PCAB bertanggung jawab untuk menerbitkan, menangguhkan dan mencabut izin kontraktor konstruksi berdasarkan Undang-Undang Republik (RA) No. 4566 atau Undang-Undang Lisensi Kontraktor.
Perusahaan asing harus mengajukan izin khusus yang hanya berlaku untuk satu proyek.

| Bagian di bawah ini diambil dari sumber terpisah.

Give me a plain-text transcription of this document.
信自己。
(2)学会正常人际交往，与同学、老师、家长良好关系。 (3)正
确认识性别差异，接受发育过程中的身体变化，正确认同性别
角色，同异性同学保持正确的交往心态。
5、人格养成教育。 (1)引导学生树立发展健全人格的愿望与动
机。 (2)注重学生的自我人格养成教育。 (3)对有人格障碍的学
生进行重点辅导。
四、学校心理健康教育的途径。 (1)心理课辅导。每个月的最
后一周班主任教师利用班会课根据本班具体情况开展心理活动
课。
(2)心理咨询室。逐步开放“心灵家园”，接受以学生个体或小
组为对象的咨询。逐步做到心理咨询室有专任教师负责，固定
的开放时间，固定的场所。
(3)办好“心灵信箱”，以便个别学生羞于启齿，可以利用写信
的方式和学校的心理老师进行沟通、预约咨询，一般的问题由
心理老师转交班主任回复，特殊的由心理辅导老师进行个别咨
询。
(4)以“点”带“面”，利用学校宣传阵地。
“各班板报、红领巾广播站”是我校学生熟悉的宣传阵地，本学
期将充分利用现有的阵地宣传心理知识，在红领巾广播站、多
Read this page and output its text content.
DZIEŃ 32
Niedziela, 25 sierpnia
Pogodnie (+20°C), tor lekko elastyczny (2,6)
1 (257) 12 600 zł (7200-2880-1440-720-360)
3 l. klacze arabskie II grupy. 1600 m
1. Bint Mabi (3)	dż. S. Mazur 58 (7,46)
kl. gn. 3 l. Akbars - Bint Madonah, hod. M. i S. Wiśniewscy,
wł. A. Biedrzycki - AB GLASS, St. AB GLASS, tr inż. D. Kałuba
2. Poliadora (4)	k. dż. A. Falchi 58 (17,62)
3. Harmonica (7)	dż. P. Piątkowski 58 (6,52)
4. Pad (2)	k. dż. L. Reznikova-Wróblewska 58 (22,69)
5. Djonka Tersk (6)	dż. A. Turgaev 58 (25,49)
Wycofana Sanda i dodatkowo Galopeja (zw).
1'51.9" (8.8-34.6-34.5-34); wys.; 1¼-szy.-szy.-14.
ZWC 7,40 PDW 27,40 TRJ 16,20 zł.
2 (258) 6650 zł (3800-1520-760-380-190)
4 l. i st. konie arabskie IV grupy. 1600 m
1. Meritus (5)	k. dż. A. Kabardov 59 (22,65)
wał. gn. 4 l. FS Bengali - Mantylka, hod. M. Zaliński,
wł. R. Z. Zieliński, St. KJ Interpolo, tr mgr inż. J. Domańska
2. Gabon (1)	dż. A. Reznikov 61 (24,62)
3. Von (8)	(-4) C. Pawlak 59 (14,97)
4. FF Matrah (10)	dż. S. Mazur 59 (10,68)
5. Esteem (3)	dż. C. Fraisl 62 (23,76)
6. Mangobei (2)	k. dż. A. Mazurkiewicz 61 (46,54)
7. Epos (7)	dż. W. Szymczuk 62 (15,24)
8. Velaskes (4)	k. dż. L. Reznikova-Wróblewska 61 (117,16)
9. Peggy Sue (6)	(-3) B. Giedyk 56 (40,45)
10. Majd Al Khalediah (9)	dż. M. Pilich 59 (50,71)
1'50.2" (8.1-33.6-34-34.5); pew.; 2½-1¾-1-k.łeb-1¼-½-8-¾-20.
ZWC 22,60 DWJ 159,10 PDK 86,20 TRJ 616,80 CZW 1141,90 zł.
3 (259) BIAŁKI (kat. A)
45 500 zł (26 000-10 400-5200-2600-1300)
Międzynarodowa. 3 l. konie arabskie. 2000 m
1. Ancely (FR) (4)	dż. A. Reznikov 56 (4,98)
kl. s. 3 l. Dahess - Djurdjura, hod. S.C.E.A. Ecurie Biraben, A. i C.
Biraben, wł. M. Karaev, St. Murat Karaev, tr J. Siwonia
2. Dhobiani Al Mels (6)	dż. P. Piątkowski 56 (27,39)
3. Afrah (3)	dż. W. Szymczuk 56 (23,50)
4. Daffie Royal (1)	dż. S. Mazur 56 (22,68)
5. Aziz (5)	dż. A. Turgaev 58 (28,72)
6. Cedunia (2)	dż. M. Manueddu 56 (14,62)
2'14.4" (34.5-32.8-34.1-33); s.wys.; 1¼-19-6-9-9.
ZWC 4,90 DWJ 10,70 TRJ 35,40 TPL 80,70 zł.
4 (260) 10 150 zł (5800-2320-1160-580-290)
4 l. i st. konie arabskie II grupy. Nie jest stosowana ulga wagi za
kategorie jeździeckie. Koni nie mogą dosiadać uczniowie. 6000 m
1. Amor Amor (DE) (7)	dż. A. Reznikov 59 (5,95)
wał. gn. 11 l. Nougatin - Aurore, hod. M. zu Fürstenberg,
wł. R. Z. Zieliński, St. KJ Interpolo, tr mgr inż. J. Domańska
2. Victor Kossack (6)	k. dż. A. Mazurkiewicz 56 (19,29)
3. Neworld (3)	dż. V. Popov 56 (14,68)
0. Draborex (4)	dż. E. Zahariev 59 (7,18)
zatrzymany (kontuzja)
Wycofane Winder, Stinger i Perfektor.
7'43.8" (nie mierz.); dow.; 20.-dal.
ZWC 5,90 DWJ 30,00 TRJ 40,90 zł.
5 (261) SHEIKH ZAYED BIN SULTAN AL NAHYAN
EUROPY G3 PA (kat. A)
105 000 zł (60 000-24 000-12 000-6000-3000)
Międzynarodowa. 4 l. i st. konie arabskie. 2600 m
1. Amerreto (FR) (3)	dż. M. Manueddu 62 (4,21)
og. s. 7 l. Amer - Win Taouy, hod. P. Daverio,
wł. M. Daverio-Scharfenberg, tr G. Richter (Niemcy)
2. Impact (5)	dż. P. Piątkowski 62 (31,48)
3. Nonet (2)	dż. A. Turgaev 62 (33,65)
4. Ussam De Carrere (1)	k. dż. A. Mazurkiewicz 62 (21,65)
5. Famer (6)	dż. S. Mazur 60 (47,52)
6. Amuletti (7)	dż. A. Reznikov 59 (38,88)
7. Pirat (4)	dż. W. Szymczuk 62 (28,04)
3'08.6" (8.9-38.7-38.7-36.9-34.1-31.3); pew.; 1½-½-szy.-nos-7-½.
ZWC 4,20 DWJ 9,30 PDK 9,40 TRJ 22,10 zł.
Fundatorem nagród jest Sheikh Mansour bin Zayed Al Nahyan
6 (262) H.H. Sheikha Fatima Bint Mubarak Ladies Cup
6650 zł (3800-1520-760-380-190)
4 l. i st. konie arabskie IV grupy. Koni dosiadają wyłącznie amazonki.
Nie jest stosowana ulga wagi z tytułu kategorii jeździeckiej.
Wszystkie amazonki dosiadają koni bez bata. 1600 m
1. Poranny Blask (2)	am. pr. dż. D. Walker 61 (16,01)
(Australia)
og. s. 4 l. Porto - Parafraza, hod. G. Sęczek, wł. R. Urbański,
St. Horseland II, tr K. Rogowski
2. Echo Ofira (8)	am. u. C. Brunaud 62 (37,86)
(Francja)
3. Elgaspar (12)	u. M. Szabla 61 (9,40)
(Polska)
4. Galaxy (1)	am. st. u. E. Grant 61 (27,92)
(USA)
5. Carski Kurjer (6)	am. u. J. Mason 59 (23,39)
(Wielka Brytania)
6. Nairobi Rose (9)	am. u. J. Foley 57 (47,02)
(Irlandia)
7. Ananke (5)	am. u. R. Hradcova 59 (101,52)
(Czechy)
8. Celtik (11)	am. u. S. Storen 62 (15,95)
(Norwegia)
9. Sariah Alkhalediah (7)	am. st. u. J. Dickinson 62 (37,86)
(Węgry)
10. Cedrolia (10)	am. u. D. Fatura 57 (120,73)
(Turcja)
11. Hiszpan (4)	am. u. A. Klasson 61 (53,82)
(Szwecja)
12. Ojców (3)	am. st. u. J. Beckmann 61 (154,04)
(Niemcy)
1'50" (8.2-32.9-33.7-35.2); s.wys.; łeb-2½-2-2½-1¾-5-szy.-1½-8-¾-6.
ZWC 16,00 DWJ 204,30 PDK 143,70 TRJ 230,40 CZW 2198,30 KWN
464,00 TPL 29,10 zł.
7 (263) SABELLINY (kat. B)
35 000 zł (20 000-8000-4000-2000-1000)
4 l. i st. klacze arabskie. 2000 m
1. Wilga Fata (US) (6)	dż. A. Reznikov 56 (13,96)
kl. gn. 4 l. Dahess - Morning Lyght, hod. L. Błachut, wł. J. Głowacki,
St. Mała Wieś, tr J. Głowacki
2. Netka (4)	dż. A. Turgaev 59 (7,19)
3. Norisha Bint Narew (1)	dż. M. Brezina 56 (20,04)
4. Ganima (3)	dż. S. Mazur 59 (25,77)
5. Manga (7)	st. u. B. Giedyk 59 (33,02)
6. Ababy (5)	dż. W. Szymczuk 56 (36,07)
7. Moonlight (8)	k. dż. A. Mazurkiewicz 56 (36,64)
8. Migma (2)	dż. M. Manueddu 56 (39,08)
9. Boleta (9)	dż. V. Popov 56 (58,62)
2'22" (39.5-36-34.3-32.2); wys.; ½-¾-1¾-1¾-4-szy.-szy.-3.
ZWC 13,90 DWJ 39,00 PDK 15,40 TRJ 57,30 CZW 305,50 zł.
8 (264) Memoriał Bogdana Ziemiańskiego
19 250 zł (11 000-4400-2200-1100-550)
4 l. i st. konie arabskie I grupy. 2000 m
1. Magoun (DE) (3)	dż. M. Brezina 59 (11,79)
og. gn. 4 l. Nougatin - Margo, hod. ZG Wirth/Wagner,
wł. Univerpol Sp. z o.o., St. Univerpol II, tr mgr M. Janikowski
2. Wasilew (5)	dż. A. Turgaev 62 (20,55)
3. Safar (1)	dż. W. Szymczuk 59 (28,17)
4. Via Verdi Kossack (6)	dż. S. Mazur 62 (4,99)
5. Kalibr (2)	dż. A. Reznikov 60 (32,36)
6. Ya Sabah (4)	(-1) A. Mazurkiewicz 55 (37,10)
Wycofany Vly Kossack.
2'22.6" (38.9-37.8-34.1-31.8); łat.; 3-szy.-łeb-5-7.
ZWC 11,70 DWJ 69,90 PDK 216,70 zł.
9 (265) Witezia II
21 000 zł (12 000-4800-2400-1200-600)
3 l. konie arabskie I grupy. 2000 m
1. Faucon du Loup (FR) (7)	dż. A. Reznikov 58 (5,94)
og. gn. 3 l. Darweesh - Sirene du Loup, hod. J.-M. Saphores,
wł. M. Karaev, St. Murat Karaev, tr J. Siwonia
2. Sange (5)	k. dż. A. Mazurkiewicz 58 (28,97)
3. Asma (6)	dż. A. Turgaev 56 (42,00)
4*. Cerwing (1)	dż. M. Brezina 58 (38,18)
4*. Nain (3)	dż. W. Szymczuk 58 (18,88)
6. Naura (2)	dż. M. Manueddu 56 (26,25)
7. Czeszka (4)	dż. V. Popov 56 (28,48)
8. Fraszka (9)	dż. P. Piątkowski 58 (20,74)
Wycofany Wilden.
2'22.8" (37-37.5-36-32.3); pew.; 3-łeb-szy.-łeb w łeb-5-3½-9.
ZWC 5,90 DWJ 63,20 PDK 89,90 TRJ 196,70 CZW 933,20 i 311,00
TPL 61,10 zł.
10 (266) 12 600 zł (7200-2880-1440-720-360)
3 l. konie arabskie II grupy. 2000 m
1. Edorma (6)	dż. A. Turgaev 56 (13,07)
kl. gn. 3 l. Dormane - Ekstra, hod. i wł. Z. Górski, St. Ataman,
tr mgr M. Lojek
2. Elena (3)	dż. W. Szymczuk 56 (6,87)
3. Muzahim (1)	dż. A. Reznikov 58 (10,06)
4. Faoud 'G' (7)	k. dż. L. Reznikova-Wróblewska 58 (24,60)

Sebaliknya, perusahaan-perusahaan milik Filipina – 60% atau lebih – diberikan izin yang sah untuk beberapa proyek.
Faktanya, perusahaan asing harus mengeluarkan lebih banyak uang untuk mengerjakan banyak proyek, dibandingkan dengan perusahaan lokal.
Untuk menggambarkan hal ini, PCC memperkirakan bahwa dengan rata-rata biaya permohonan izin di Metro Manila sebesar P14,730 dan rata-rata 12 proyek yang dikerjakan oleh kontraktor dalam satu tahun, perusahaan asing harus mengeluarkan total biaya sebesar P176,760. .
Jumlah ini 12 kali lipat dari perkiraan potensi biaya – hanya untuk proses pendaftaran – jika melakukan aktivitas dengan tingkat yang sama seperti yang terjadi pada perusahaan lokal.
PCC menyatakan bahwa meskipun izin reguler dapat diberikan kepada kemitraan dan perusahaan yang memiliki hingga 40% saham asing, “perusahaan asing kemungkinan besar akan enggan memasuki pasar melalui opsi tersebut karena mereka menghadapi risiko untuk tidak memiliki saham asing.” kontrol dan manajemen penuh atas investasi mereka.”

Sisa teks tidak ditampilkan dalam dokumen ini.